Alumni Ayesha Gough, winner of the 2014 Sydney Eisteddfod Allison/Henderson Piano Scholarship, spoke to Sydney Eisteddfod on what it was like to compete in the prestigious Sydney International Piano Competition. She also shared her insights and advice on competing and performing for those who are thinking of entering Sydney Eisteddfod.
what inspired you to start playing the piano?
For me, there was not one specific inspiration; rather, I was simply drawn to the instrument. If there was a piano in the room, I would be there banging away as a toddler. I cannot explain my connection to music and the piano; it is instinctual and something I believe I was meant to do.
What was it like to win the Sydney Eisteddfod Allison/Henderson Piano Scholarship in 2014?
Winning the 2014 Sydney Eisteddfod Allison/Henderson Piano Scholarship was a fantastic feeling. I knew some of the other finalists and greatly appreciated their pianism, so I was humbled to have been chosen by the jury as the recipient of the scholarship. I also knew the scholarship would provide generous financial help to me as I progressed through the last years of my Bachelor at the Queensland Conservatorium, so I felt enormously grateful to Sydney Eisteddfod.
What lessons did you learn through competing at Sydney Eisteddfod?
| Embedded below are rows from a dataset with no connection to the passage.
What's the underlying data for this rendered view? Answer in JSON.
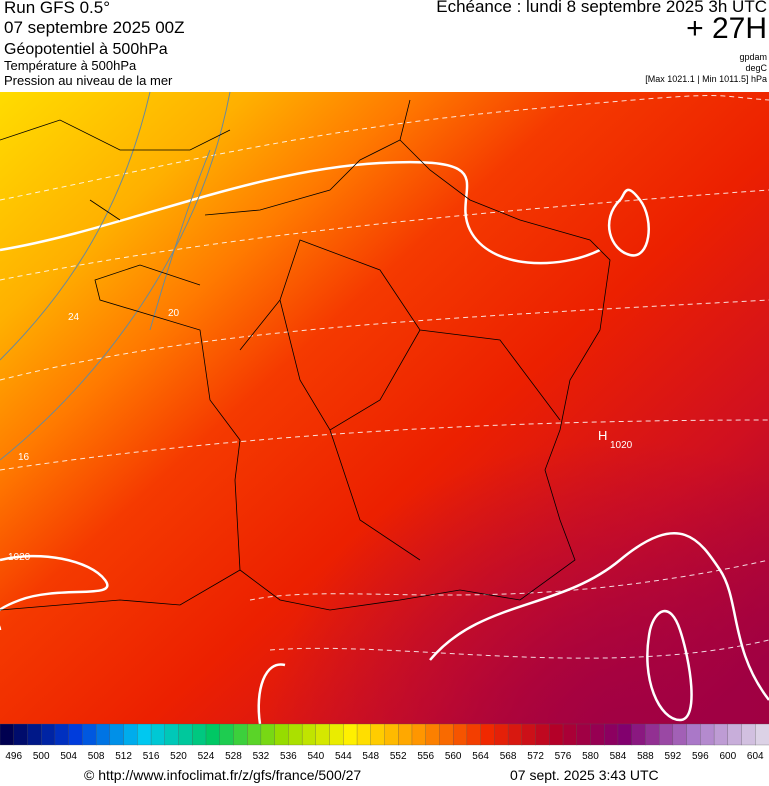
{
  "header": {
    "run": "Run GFS 0.5°",
    "run_date": "07 septembre 2025 00Z",
    "field1": "Géopotentiel à 500hPa",
    "field2": "Température à 500hPa",
    "field3": "Pression au niveau de la mer",
    "echeance": "Echéance : lundi 8 septembre 2025 3h UTC",
    "offset": "+ 27H",
    "unit1": "gpdam",
    "unit2": "degC",
    "pressure_range": "[Max 1021.1 | Min 1011.5] hPa"
  },
  "map": {
    "labels": [
      "24",
      "20",
      "16",
      "1020",
      "1020",
      "H"
    ]
  },
  "colorbar": {
    "labels": [
      496,
      500,
      504,
      508,
      512,
      516,
      520,
      524,
      528,
      532,
      536,
      540,
      544,
      548,
      552,
      556,
      560,
      564,
      568,
      572,
      576,
      580,
      584,
      588,
      592,
      596,
      600,
      604
    ]
  },
  "footer": {
    "url": "© http://www.infoclimat.fr/z/gfs/france/500/27",
    "timestamp": "07 sept. 2025  3:43 UTC"
  }
}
The first time I competed in Sydney Eisteddfod in 2013, I actually exceeded the time limit by a minute or so. This occurred in the preliminary round of the Sydney Eisteddfod Allison/Henderson Piano Scholarship. As a result, I was disqualified, even though I received encouraging feedback from the judges. While I was a little disappointed in myself for losing the opportunity to compete in the final due to a very small error, I certainly learnt my lesson and ensured I was well under time limit in 2014!
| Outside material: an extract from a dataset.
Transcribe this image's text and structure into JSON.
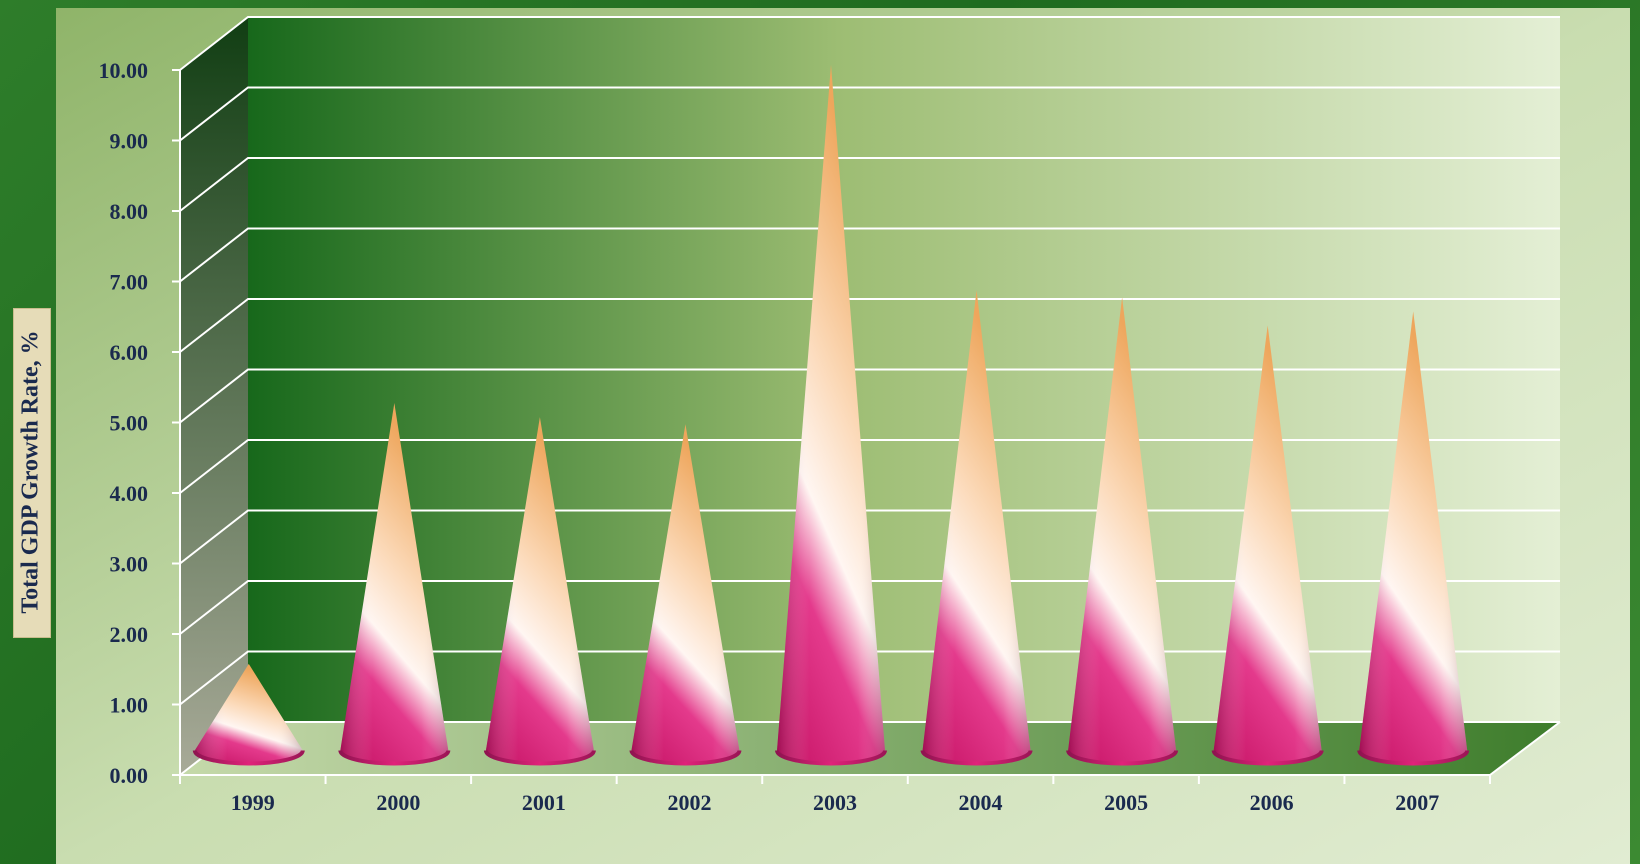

After hearing so many of the other entrants in the 2013 and 2014 Sydney Eisteddfod Allison/Henderson Piano Scholarship, I realised how invaluable it is to have an independent voice. In both years, the standard was very high, and I believe the judges were looking for those pianists who approached their performances with a spiritual message.
What would you say to a young pianist that was thinking about entering Sydney Eisteddfod? What advice do you have to offer?
Go for it! There are so many different sections to enter in Sydney Eisteddfod that require a broad range of applicable repertoire, and the quality of venues and instruments is very high. As a result, Sydney Eisteddfod is a great way to obtain performance experience and feedback from adjudicators or audience members.
What was it like to compete in the Sydney International Piano Competition in July?
Competing in the 2016 Sydney International Piano Competition was the best experience of my life to date. I felt truly inspired in my performances: I was surrounded by phenomenal pianists, performing in a beautiful venue and working with amazing pianos. It gave me the opportunity to meet many important people in the music industry, and the live broadcast meant my performances were heard across the world. There was no way I could have been disappointed in not progressing to the semi-finals, as I learned so much and gained a refreshed perspective of my future.
What Did you Do to PrePare For your performance?
At least six months before the competition, I began my preparations. Over the course of 2016, I learned some new repertoire, revised old repertoire, and maintained an entire programme of about three hours. In the final days before my two performances, when I arrived in Sydney and had settled in, I tried not to practise too much; rather, I focused on trusting my preparation and immersed myself in the competition environment, which was immensely exciting. Right before each performance, I meditated on the character and meaning of my repertoire, and pushed all negative thoughts aside, instead concentrating on the excitement of being one the lucky 32 competitors.
Which other performers do you most like to listen to, and why?
As a woman, I am very interested in hearing other female performers, chiefly because I can draw inspiration from them. I admire Martha Argerich enormously: she is a phenomenal pianist with almost super-human abilities. Yuja Wang is a particular inspiration for me. I really admire her confidence and feel it shows through in her playing. She is undoubtedly a role model for the younger female pianist. Sviatoslav Richter is also another favourite for me. His performances are edgy and electric: within Richter exists something supernatural.